Renaming the Department of Health and Human Services and combining the departments of Labor and Education are two of the many proposals in a government reform plan released Thursday by President Donald Trump.

Much of the plan would require approval from Congress, so the future of the proposals is uncertain.

“We really appreciate all of the input we got. We had hundreds of thousands of comments from the public on this over the course of the last year,” Mick Mulvaney, director of White House Office of Management and Budget, said in a YouTube video in which he discussed the document. Trump had asked the OMB to devise the plan after taking office.

Under the plan, titled “Delivering Government Solutions in the 21st Century: Reform Plan and Reorganization Recommendations,” HHS would be renamed the Department of Health and Public Welfare.

Some nutrition assistance programs currently under the U.S. Department of Agriculture — the Child and Adult Care Food Program; the Supplemental Nutrition Assistance Program; and Women, Infants, and Children and its Farmers’ Market Nutrition Programs — would move to the Health and Public Welfare Department. The Commodity Supplemental Food Program for low-income individuals who are aged at least 60 years, the National School Lunch and School Breakfast programs, the Emergency Food Assistance Program and some other programs would remain under the USDA.

“With the move of these non-commodity programs, the welfare portfolio at HHS increases significantly,” according to the plan. “The proposal renames HHS the Department of Health and Public Welfare to more accurately reflect the mission of the agency and raise the profile of non-health related programs within the agency.”

Also, a new Council on Public Assistance, including all agencies that administer public benefits, would be given the statutory authority to set cross-program policies, including uniform work requirements for benefits.

The plan also calls for moving USDA housing programs to the Department of Housing and Urban Development.

Merging Labor and Education

The president’s plan also calls for merging the departments of Labor and Education into one cabinet agency, the Department of Education and the Workforce, “charged with meeting the needs of American students and workers from education and skill development to workplace protection to retirement security.”

“This is what a lot of other countries do because they see both job training and educational training as preparing folks for the workforce. …We get a lot of efficiencies, we get a lot of cost savings, but more importantly, we get better results,” Mulvaney said.

“Worker protection” areas such as the Wage and Hour Division, the Occupational Safety and Health Administration, the Office of Civil Rights, the Office of Workers’ Compensation and other “enforcement” operations would be shifted to a new “sub-agency.”

“In the new DEW, all of these agencies would report to one senior official to enhance the efficiency and coordination of enforcement and compliance assistance efforts,” the report states.

The plan also proposes “significant government-wide workforce development program consolidations, streamlining separate programs in order to increase efficiencies and better serve American workers.”

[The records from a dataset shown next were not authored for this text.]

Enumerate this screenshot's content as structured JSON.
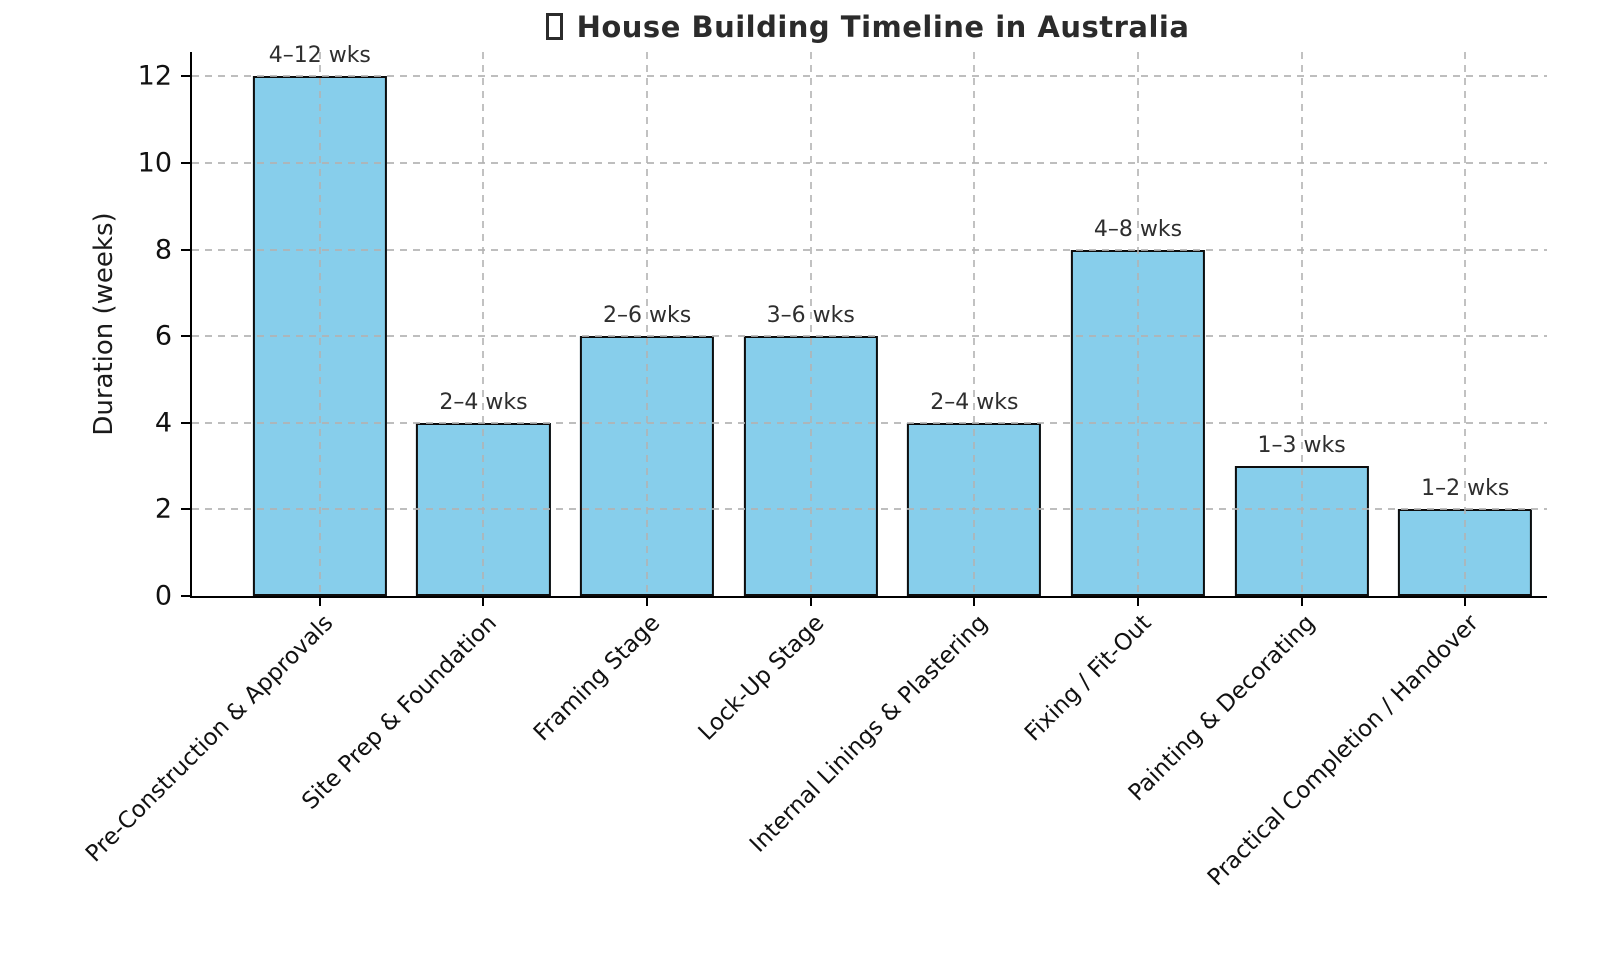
{
  "chart_data": {
    "type": "bar",
    "title": "House Building Timeline in Australia",
    "title_has_missing_emoji_glyph": "tofu-box-before-title",
    "xlabel": "",
    "ylabel": "Duration (weeks)",
    "categories": [
      "Pre-Construction & Approvals",
      "Site Prep & Foundation",
      "Framing Stage",
      "Lock-Up Stage",
      "Internal Linings & Plastering",
      "Fixing / Fit-Out",
      "Painting & Decorating",
      "Practical Completion / Handover"
    ],
    "values": [
      12,
      4,
      6,
      6,
      4,
      8,
      3,
      2
    ],
    "bar_labels": [
      "4–12 wks",
      "2–4 wks",
      "2–6 wks",
      "3–6 wks",
      "2–4 wks",
      "4–8 wks",
      "1–3 wks",
      "1–2 wks"
    ],
    "yticks": [
      0,
      2,
      4,
      6,
      8,
      10,
      12
    ],
    "ylim": [
      0,
      12.6
    ],
    "grid": "dashed, horizontal and vertical, drawn over bars",
    "legend": "none",
    "x_tick_rotation_deg": 45,
    "colors": {
      "bar_fill": "#87CEEB",
      "bar_edge": "#0d0d0d",
      "grid": "#b2b2b2",
      "axis": "#000000",
      "title_text": "#2b2b2b",
      "tick_text": "#111111",
      "value_label_text": "#2e2e2e",
      "background": "#ffffff"
    }
  }
}
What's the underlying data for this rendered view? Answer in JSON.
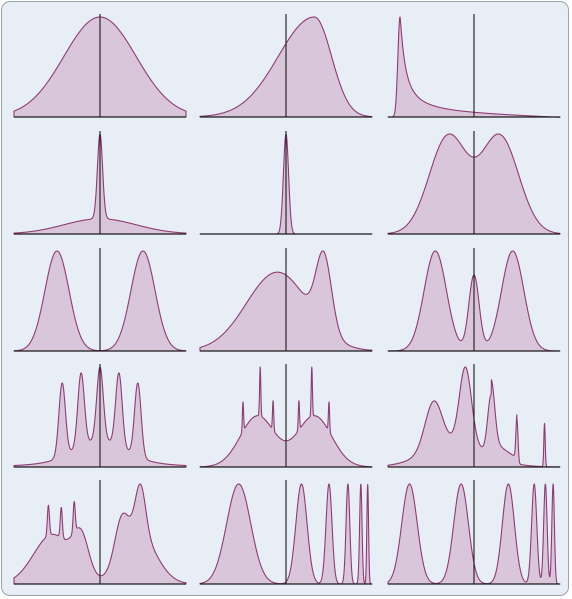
{
  "figure": {
    "background": "#e8eef6",
    "border_color": "#9aa3ad",
    "fill_color": "#d9c6db",
    "stroke_color": "#8e3b73",
    "axis_color": "#1a1a1a"
  },
  "panels": [
    {
      "id": "normal",
      "kind": "density"
    },
    {
      "id": "skewed",
      "kind": "density"
    },
    {
      "id": "heavy-tail",
      "kind": "density"
    },
    {
      "id": "spike-on-broad",
      "kind": "density"
    },
    {
      "id": "narrow-spike",
      "kind": "density"
    },
    {
      "id": "bimodal-overlap",
      "kind": "density"
    },
    {
      "id": "bimodal-separated",
      "kind": "density"
    },
    {
      "id": "asymmetric-bimodal",
      "kind": "density"
    },
    {
      "id": "trimodal",
      "kind": "density"
    },
    {
      "id": "comb",
      "kind": "density"
    },
    {
      "id": "bimodal-with-spikes",
      "kind": "density"
    },
    {
      "id": "multimodal-irregular",
      "kind": "density"
    },
    {
      "id": "bimodal-with-spikes-2",
      "kind": "density"
    },
    {
      "id": "chirp-right",
      "kind": "density"
    },
    {
      "id": "chirp-symmetric",
      "kind": "density"
    }
  ]
}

“The federal government is long overdue for a serious overhaul,” Rep. Virginia Foxx (R-NC), chair of the House Committee on Education and the Workforce, said in a statement.

The committee’s ranking member, Rep. Bobby Scott (D-VA), however, described the plan as “a hastily concocted proposal that uses the false promise of ‘streamlining’ to cut investments in our future. …The Department of Labor is no more equipped to oversee elementary education policy than the Department of Education is prepared to enforce standards for coal mine safety. The logic behind this proposal is painfully thin.”